The mighty can fall in the face of a simple question
Years ago,I was at a conference giving a session and then tromped off, like everyone else, excitedly to hear the keynote speaker. He was and still is a very famous guy and has accomplished much. His talk was brilliant, funny, insightful. He had to stop to absorb round after round of applause. As it happened he finished maybe 5 or 6 minutes early. The MC said, 'Ah we have time for one maybe two questions.' There was that horrible pause as no one put there hand up. Then one fellow, a guy in a wheelchair called, 'here' ... 'here'. He'd had his hand up but not been seen. After acknowledgment he asked, 'You've achieved wonderful things for you, and that's good. But can you name something that you personally have done to make the world better, easier for people with disabilities. Something you did, not your organization, not your friends, you ... what have you done?'
The speaker was stopped. There was a long pause and finally the MC said, 'Well, we need to move along, with the day's agenda.' The whole conference changed. I said to Joe that I never want to get caught like that, ever. I always want to be doing something in the 'now' that I can report on if asked, if challenged.

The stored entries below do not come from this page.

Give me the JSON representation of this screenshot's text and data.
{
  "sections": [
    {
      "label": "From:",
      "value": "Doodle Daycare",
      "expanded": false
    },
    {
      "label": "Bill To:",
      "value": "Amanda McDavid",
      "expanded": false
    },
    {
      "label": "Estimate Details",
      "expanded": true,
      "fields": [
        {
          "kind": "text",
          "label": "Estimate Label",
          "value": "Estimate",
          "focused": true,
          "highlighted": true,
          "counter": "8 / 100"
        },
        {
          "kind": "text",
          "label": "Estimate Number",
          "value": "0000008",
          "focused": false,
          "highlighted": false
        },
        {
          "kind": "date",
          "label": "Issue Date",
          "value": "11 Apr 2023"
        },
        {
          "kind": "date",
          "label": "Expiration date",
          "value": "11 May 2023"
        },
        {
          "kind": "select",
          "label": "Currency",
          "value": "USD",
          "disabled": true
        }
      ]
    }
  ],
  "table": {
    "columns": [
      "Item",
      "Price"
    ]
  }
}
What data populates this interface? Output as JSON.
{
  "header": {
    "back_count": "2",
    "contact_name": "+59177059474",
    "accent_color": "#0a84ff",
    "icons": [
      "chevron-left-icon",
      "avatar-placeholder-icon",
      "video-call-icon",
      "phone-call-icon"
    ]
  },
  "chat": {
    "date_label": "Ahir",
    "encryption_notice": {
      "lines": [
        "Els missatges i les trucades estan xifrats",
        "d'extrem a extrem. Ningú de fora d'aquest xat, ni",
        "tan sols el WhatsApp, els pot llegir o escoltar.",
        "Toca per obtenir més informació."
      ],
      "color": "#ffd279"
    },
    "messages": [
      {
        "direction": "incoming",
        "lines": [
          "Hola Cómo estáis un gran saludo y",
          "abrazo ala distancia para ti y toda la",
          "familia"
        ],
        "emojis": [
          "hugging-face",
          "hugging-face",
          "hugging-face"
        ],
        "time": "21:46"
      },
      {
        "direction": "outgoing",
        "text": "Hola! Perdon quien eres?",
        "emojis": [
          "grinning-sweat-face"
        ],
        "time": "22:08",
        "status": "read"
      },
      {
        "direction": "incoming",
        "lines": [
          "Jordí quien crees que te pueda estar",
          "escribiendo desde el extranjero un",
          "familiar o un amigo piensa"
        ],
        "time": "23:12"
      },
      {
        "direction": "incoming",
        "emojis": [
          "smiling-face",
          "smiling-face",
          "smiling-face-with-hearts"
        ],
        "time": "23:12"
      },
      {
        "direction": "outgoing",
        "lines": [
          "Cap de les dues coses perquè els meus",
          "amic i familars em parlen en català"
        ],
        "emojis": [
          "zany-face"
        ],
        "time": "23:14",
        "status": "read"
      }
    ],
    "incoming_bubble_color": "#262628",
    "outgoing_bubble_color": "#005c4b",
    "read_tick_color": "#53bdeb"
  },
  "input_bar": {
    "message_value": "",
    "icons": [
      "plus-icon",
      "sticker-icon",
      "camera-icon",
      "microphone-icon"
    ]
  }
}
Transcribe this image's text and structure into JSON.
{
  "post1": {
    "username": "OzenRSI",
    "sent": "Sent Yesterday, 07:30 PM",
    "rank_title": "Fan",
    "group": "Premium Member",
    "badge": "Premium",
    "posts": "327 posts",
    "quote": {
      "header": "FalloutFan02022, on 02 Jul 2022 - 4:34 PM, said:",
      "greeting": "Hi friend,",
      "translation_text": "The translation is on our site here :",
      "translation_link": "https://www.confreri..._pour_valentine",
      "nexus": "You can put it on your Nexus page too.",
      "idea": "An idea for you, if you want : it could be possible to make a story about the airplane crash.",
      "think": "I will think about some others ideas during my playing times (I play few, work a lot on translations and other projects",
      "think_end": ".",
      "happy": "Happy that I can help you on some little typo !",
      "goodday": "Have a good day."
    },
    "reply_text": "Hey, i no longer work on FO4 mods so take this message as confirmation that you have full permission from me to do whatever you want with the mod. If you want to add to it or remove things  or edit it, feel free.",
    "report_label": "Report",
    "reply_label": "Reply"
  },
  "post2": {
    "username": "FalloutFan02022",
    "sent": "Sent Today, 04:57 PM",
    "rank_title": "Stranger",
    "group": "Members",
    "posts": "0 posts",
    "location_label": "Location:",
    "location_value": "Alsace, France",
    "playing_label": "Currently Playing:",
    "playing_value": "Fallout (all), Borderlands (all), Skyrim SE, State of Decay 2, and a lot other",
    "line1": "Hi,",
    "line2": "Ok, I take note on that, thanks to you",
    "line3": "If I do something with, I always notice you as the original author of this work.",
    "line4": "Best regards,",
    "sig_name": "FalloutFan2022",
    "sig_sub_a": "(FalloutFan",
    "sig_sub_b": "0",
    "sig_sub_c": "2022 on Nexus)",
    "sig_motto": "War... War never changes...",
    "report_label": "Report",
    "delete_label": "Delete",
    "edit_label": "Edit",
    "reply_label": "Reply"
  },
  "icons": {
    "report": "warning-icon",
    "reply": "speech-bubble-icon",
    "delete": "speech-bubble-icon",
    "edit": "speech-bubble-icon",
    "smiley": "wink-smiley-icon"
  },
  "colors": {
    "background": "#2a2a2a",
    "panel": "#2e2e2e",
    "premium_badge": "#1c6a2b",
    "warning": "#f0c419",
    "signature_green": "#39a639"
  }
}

Then yesterday in Camp Hill in PA, I was introduced with a wonderfully kind introduction and I didn't even notice that it was an introduction that, atypically, did not mention what I did or what I have achieved. I'm OK with that, the introduction was less formal and more fun. But when it came time for questions, a hand went up at the back, I called for the question. A man with a disability stood up. His question, 'What do you do? How do you help people?'
I understood right then the paralysis that hit that speaker years ago. I froze for a second. Then I gave an answer and half way through the answer, I realized I was using the language of lecture, the non-disabled people would understand, not him. Who was I justifying myself to. So at the end, I acknowledged my mistake. 'I said that in too many words, to be clear, I help people to be safe, I help people to have good relationships and I help people to feel good about themselves.' He nodded and said thanks.
I took a deep breath.
Two different conferences set apart by years. In both, people with disability called the speaker to account. That voice, the authentic voice of someone with a disability, that's the voice that asks the ultimate question of all of us who say we serve ... what have you done ....
I think "What have you done? How do you help people?" would be a tough question for anyone to answer, anytime.
Good for you having something to say, and being able to articulate it to the person who wanted to know.
That would definitely be a tough question for anyone to answer. Good for you for recognizing the need to rephrase the answer.
Every time I'm asked that question, my first thought is, "Not enough."
But I keep on trying. That's all I can do. :)
I'm with Kelly, "Not enough," but I try, everytime I do an interview for staff, not to compromise. It is hard sometimes, due to being pressured to fill shifts, but I ask, "Would I trust my mother in this person's hands? Would I want to be in their hands myself? Would they be kind; respectful; professional; and build my energy instead of draining it?"
Actually, I think Kelly's answer is terrific.
I'm constantly left feeling like I'm shouting into the wind about biases: about fat, about gender, about disabilities. I'm trying and that's all I can do. Eventually someone, somewhere, might listen.